November 5, 2012
Sizing Up a Seven-Year, $175 Million Deal for Josh Hamilton
When the Rangers were knocked out of the playoffs by the Orioles in the AL Wild Card play-in game, Josh Hamilton sounded the part of a politician. The Ranger faithful had booed him during the game in part for his numbers during that play-in game—he went 0-for-4 with two strikeouts, both on three pitches—but really for his lackluster performance in the second half of the regular season (16 homers and an .833 OPS compared to 27 homers with a 1.016 OPS in the first half).
"I always would love to stay here," Hamilton said at the time of the loss to the Orioles. "They understand that. They know that. When we talked earlier in the year, we didn't get things worked out, so we said we'd wait until the year was over. They obviously get first shot. I told them they'd get first shot at the end of the year. We'll see what happens."
What’s happened is that the Rangers have made a $13.3 million qualifying offer to Hamilton, but if what my BP colleague John Perrotto tweeted holds true, the likelihood of Hamilton being in a Rangers uniform next season is thin. For one, the qualifying offer is less than what Hamilton earned last season ($13.75 million). According to Perrotto’s tweet, Hamilton is seeking a 7-year, $175 million deal in his first year of free agency.
The question on everyone’s lips is: Is he worth it? The answer: it depends. The free agent market is unpredictable, except for the tendency of the winning bidder to overpay for the privilege. What Hamilton will earn is what the highest bidder thinks he’s worth, whether that is within the current market norm or Hamilton resets the market with what he is seeking.
In sizing up Hamilton, a team has to decide how often it expects to get the hot-hitting Hamilton, and how often it expects to get the guy who often winds up on the DL and performed as he did in the last half of the 2012 season. That poses a dilemma, as there is some risk that a club is going to be willing to take in hopes of getting a guy who can be an extreme difference maker.
Hamilton’s 2010 numbers were staggering.
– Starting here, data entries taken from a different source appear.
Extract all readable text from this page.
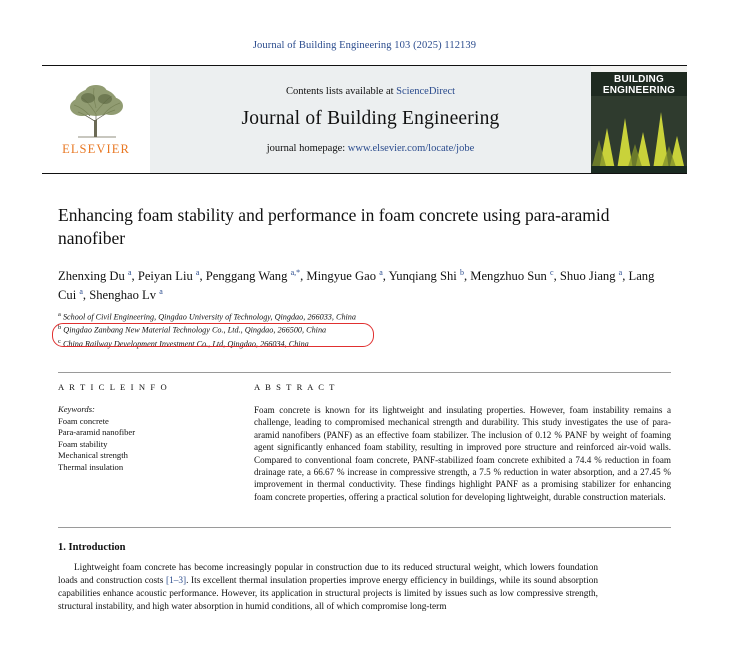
Journal of Building Engineering 103 (2025) 112139
ELSEVIER
Contents lists available at ScienceDirect
Journal of Building Engineering
journal homepage: www.elsevier.com/locate/jobe
BUILDING
ENGINEERING
Enhancing foam stability and performance in foam concrete using para-aramid nanofiber
Zhenxing Du $^a$, Peiyan Liu $^a$, Penggang Wang $^{a,*}$, Mingyue Gao $^a$, Yunqiang Shi $^b$, Mengzhuo Sun $^c$, Shuo Jiang $^a$, Lang Cui $^a$, Shenghao Lv $^a$
$^a$ School of Civil Engineering, Qingdao University of Technology, Qingdao, 266033, China
$^b$ Qingdao Zanbang New Material Technology Co., Ltd., Qingdao, 266500, China
$^c$ China Railway Development Investment Co., Ltd, Qingdao, 266034, China
A R T I C L E I N F O
Keywords:
Foam concrete
Para-aramid nanofiber
Foam stability
Mechanical strength
Thermal insulation
A B S T R A C T
Foam concrete is known for its lightweight and insulating properties. However, foam instability remains a challenge, leading to compromised mechanical strength and durability. This study investigates the use of para-aramid nanofibers (PANF) as an effective foam stabilizer. The inclusion of 0.12 % PANF by weight of foaming agent significantly enhanced foam stability, resulting in improved pore structure and reinforced air-void walls. Compared to conventional foam concrete, PANF-stabilized foam concrete exhibited a 74.4 % reduction in foam drainage rate, a 66.67 % increase in compressive strength, a 7.5 % reduction in water absorption, and a 27.45 % improvement in thermal conductivity. These findings highlight PANF as a promising stabilizer for enhancing foam concrete properties, offering a practical solution for developing lightweight, durable construction materials.
1. Introduction

Lightweight foam concrete has become increasingly popular in construction due to its reduced structural weight, which lowers foundation loads and construction costs [1–3]. Its excellent thermal insulation properties improve energy efficiency in buildings, while its sound absorption capabilities enhance acoustic performance. However, its application in structural projects is limited by issues such as low compressive strength, structural instability, and high water absorption in humid conditions, all of which compromise long-term
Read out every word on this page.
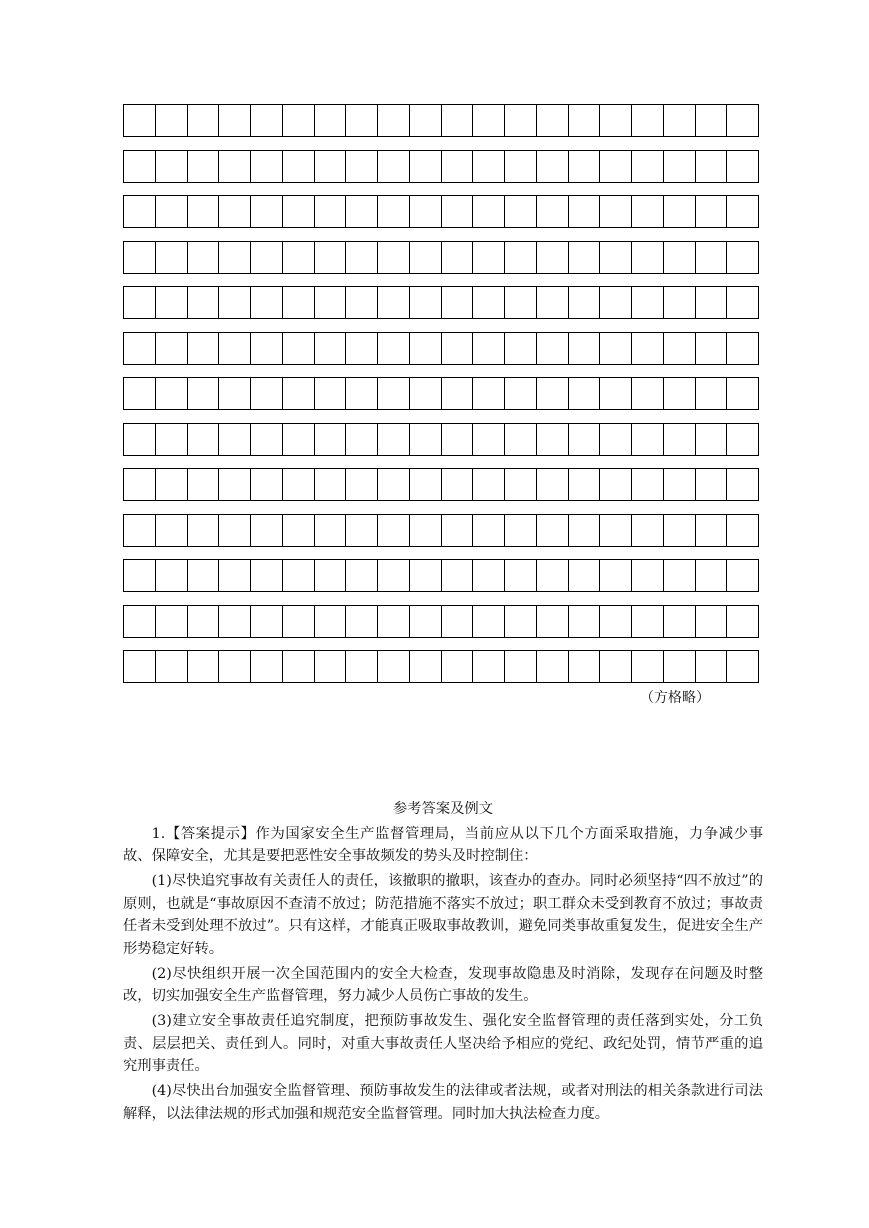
（方格略）
参考答案及例文

1.【答案提示】作为国家安全生产监督管理局，当前应从以下几个方面采取措施，力争减少事故、保障安全，尤其是要把恶性安全事故频发的势头及时控制住：

(1)尽快追究事故有关责任人的责任，该撤职的撤职，该查办的查办。同时必须坚持“四不放过”的原则，也就是“事故原因不查清不放过；防范措施不落实不放过；职工群众未受到教育不放过；事故责任者未受到处理不放过”。只有这样，才能真正吸取事故教训，避免同类事故重复发生，促进安全生产形势稳定好转。

(2)尽快组织开展一次全国范围内的安全大检查，发现事故隐患及时消除，发现存在问题及时整改，切实加强安全生产监督管理，努力减少人员伤亡事故的发生。

(3)建立安全事故责任追究制度，把预防事故发生、强化安全监督管理的责任落到实处，分工负责、层层把关、责任到人。同时，对重大事故责任人坚决给予相应的党纪、政纪处罚，情节严重的追究刑事责任。

(4)尽快出台加强安全监督管理、预防事故发生的法律或者法规，或者对刑法的相关条款进行司法解释，以法律法规的形式加强和规范安全监督管理。同时加大执法检查力度。
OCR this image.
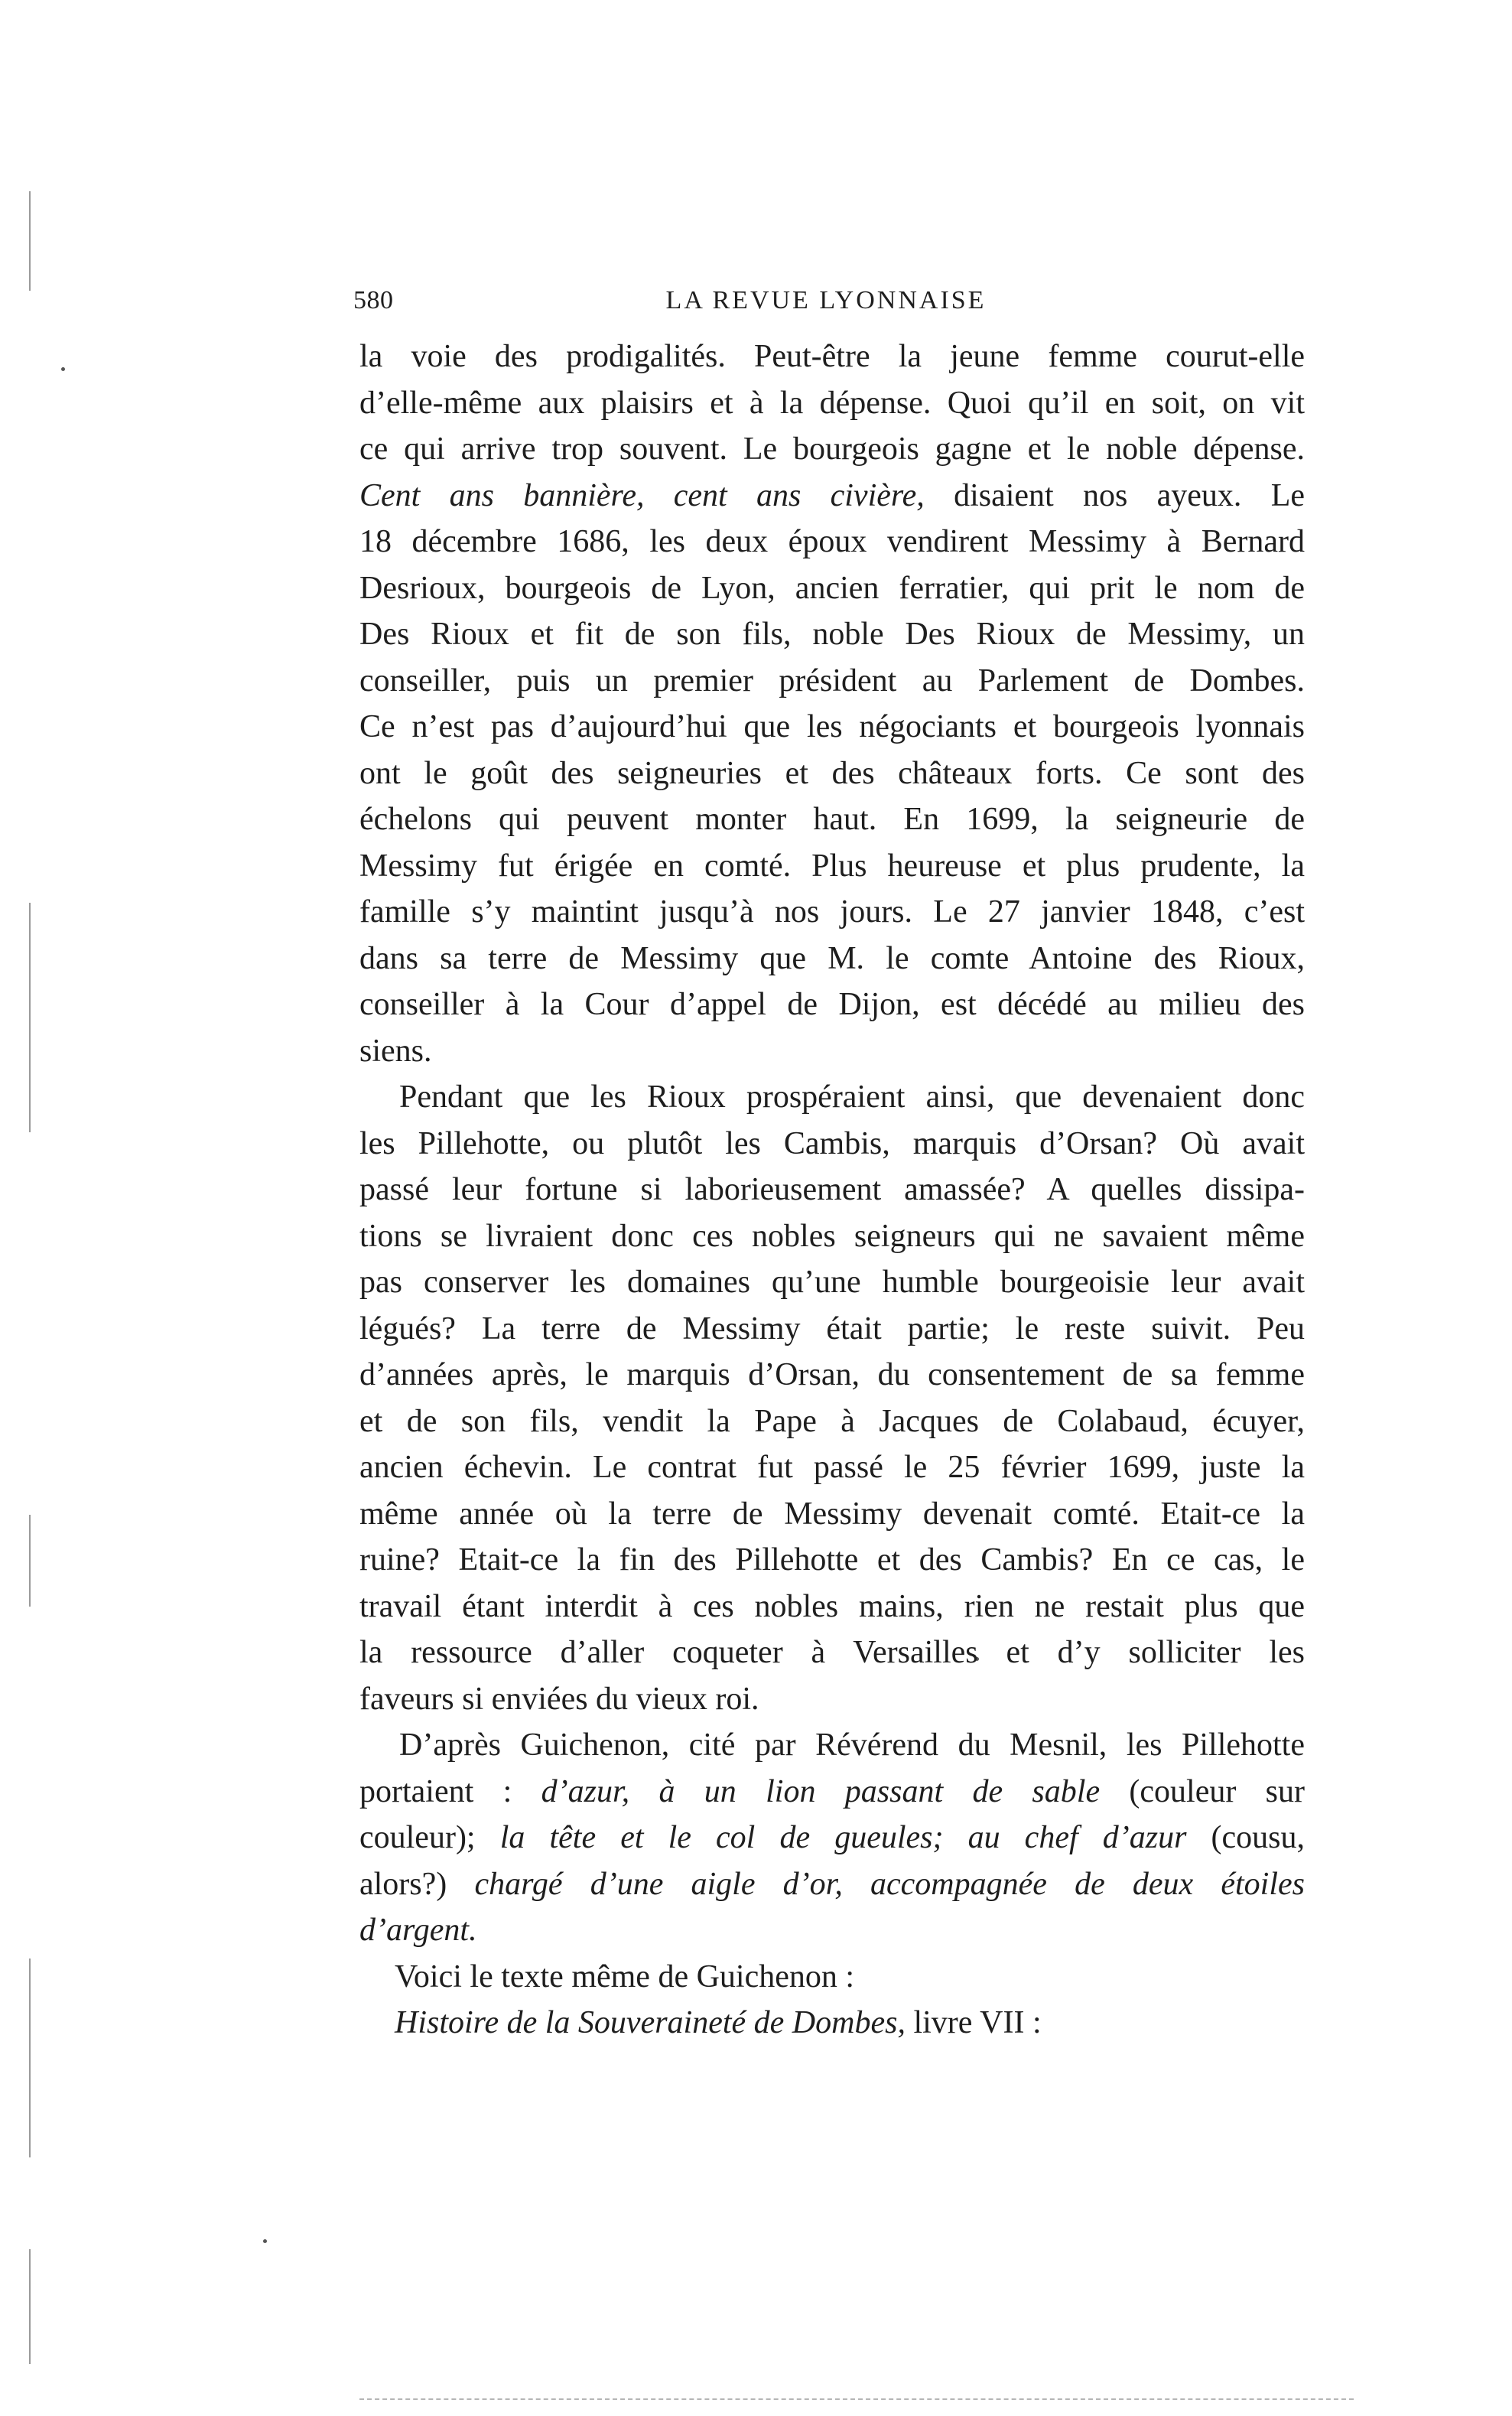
580	LA REVUE LYONNAISE
la voie des prodigalités. Peut-être la jeune femme courut-elle
d’elle-même aux plaisirs et à la dépense. Quoi qu’il en soit, on vit
ce qui arrive trop souvent. Le bourgeois gagne et le noble dépense.
Cent ans bannière, cent ans civière, disaient nos ayeux. Le
18 décembre 1686, les deux époux vendirent Messimy à Bernard
Desrioux, bourgeois de Lyon, ancien ferratier, qui prit le nom de
Des Rioux et fit de son fils, noble Des Rioux de Messimy, un
conseiller, puis un premier président au Parlement de Dombes.
Ce n’est pas d’aujourd’hui que les négociants et bourgeois lyonnais
ont le goût des seigneuries et des châteaux forts. Ce sont des
échelons qui peuvent monter haut. En 1699, la seigneurie de
Messimy fut érigée en comté. Plus heureuse et plus prudente, la
famille s’y maintint jusqu’à nos jours. Le 27 janvier 1848, c’est
dans sa terre de Messimy que M. le comte Antoine des Rioux,
conseiller à la Cour d’appel de Dijon, est décédé au milieu des
siens.
Pendant que les Rioux prospéraient ainsi, que devenaient donc
les Pillehotte, ou plutôt les Cambis, marquis d’Orsan? Où avait
passé leur fortune si laborieusement amassée? A quelles dissipa-
tions se livraient donc ces nobles seigneurs qui ne savaient même
pas conserver les domaines qu’une humble bourgeoisie leur avait
légués? La terre de Messimy était partie; le reste suivit. Peu
d’années après, le marquis d’Orsan, du consentement de sa femme
et de son fils, vendit la Pape à Jacques de Colabaud, écuyer,
ancien échevin. Le contrat fut passé le 25 février 1699, juste la
même année où la terre de Messimy devenait comté. Etait-ce la
ruine? Etait-ce la fin des Pillehotte et des Cambis? En ce cas, le
travail étant interdit à ces nobles mains, rien ne restait plus que
la ressource d’aller coqueter à Versailles et d’y solliciter les
faveurs si enviées du vieux roi.
D’après Guichenon, cité par Révérend du Mesnil, les Pillehotte
portaient : d’azur, à un lion passant de sable (couleur sur
couleur); la tête et le col de gueules; au chef d’azur (cousu,
alors?) chargé d’une aigle d’or, accompagnée de deux étoiles
d’argent.
Voici le texte même de Guichenon :
Histoire de la Souveraineté de Dombes, livre VII :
He led the American League in batting average (.359) and WARP (7.9) and tied for first in True Average (.352) en route to winning the AL MVP. From there, he’s tapered off (which, in fairness, is easy to do after a season like that one). He finished 22nd in MVP voting in 2011, and it’s possible that he could land in a similar spot when votes are tallied for 2012. His batting average has gone from that gaudy .359 in 2010 to .298 in 2011 and .285 in 2012, his free agency platform year. His WARP numbers have declined to 3.5 in 2011 and 3.9 last season.